Troell directs the film with a sure-handedness that translates to strikingly composed interior images and an irrepressible warmth for his characters — even the despicable Sigfrid. Voiceover narration from Maria’s eldest daughter, Maja (Callin Öhrvall), seems more a loyalty to the source material than a storytelling necessity, but Everlasting Moments makes nary a misstep.
The Blu-ray Disc
Everlasting Moments is presented in 1080p high definition with an aspect ratio of 1.78:1. Shot on 16mm, the film often has a rough beauty to it, and the visual presentation translates that well with its very film-like quality. The sepia tint that persists throughout the film is given even and consistent consideration throughout. Because of that, the color tone is muted most of the time, but that doesn’t prevent some high-contrast shots — particularly several in snowfall — from standing out. The image does appear to show some minor edge enhancement occasionally, and the 16mm format is responsible for some very grainy images in a few lowlight shots, but it’s certainly nothing bothersome.
The audio is presented in a DTS-HD 5.1 track with strong, clear dialogue and score. The track uses the surrounds nicely in crowd scenes and some chaotic moments incidental to the storyline provide for some heft as well.
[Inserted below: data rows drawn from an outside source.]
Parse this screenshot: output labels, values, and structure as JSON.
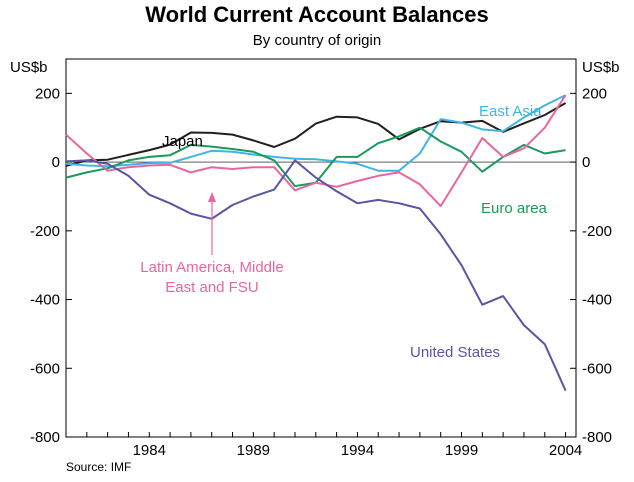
{
  "title": "World Current Account Balances",
  "subtitle": "By country of origin",
  "source": "Source: IMF",
  "chart_data": {
    "type": "line",
    "title": "World Current Account Balances",
    "subtitle": "By country of origin",
    "xlabel": "",
    "ylabel_left": "US$b",
    "ylabel_right": "US$b",
    "xlim": [
      1980,
      2004.5
    ],
    "ylim": [
      -800,
      300
    ],
    "xticks": [
      1984,
      1989,
      1994,
      1999,
      2004
    ],
    "yticks": [
      -800,
      -600,
      -400,
      -200,
      0,
      200
    ],
    "grid": false,
    "x": [
      1980,
      1981,
      1982,
      1983,
      1984,
      1985,
      1986,
      1987,
      1988,
      1989,
      1990,
      1991,
      1992,
      1993,
      1994,
      1995,
      1996,
      1997,
      1998,
      1999,
      2000,
      2001,
      2002,
      2003,
      2004
    ],
    "series": [
      {
        "name": "Japan",
        "color": "#231f20",
        "values": [
          -11,
          5,
          7,
          21,
          35,
          51,
          86,
          85,
          80,
          63,
          44,
          68,
          112,
          132,
          130,
          111,
          66,
          97,
          119,
          115,
          120,
          88,
          113,
          137,
          172
        ]
      },
      {
        "name": "East Asia",
        "color": "#3fb5e5",
        "values": [
          -5,
          -10,
          -12,
          -8,
          -3,
          -2,
          15,
          33,
          30,
          22,
          15,
          10,
          8,
          2,
          -5,
          -25,
          -25,
          25,
          125,
          115,
          95,
          90,
          130,
          165,
          195
        ]
      },
      {
        "name": "Euro area",
        "color": "#1a9a5c",
        "values": [
          -45,
          -30,
          -18,
          5,
          15,
          20,
          50,
          45,
          38,
          30,
          5,
          -70,
          -60,
          15,
          15,
          55,
          75,
          100,
          60,
          30,
          -28,
          15,
          50,
          25,
          35
        ]
      },
      {
        "name": "Latin America, Middle East and FSU",
        "color": "#e8669f",
        "values": [
          80,
          25,
          -25,
          -15,
          -10,
          -8,
          -30,
          -15,
          -20,
          -15,
          -15,
          -82,
          -60,
          -72,
          -55,
          -40,
          -30,
          -65,
          -128,
          -30,
          70,
          15,
          40,
          100,
          195
        ]
      },
      {
        "name": "United States",
        "color": "#5a54a4",
        "values": [
          2,
          5,
          -5,
          -40,
          -95,
          -120,
          -150,
          -165,
          -125,
          -100,
          -80,
          5,
          -45,
          -85,
          -120,
          -110,
          -120,
          -135,
          -210,
          -300,
          -415,
          -390,
          -475,
          -530,
          -665
        ]
      }
    ],
    "annotations": [
      {
        "text": "Japan",
        "series": "Japan"
      },
      {
        "text": "East Asia",
        "series": "East Asia"
      },
      {
        "text": "Euro area",
        "series": "Euro area"
      },
      {
        "text": "Latin America, Middle",
        "series": "Latin America, Middle East and FSU"
      },
      {
        "text": "East and FSU",
        "series": "Latin America, Middle East and FSU"
      },
      {
        "text": "United States",
        "series": "United States"
      }
    ]
  }
}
This is a fairly skimpy disc for Criterion, with only three supplements along with the theatrical trailer. The highlight is an hour-long doc on Troell that traces his career using interviews with him. Exploring the real-life basis for the story is a too-short piece that features narration by Troell’s wife, Agneta Ulfsäter-Troell, who is a distant relative of Larsson. This featurette displays a number of photographs from the real Larsson as well. Rounding out the disc is a fairly standard making-of that runs about 30 minutes. The set also comes with an essay from notorious contrarian Armond White, who claimed Everlasting Moments as the best film of 2009.
The Bottom Line
Everlasting Moments represents another fine acquisition for Criterion in its deal with IFC Films, and continues its recent trend of adding more excellent contemporary films to the esteemed catalogue.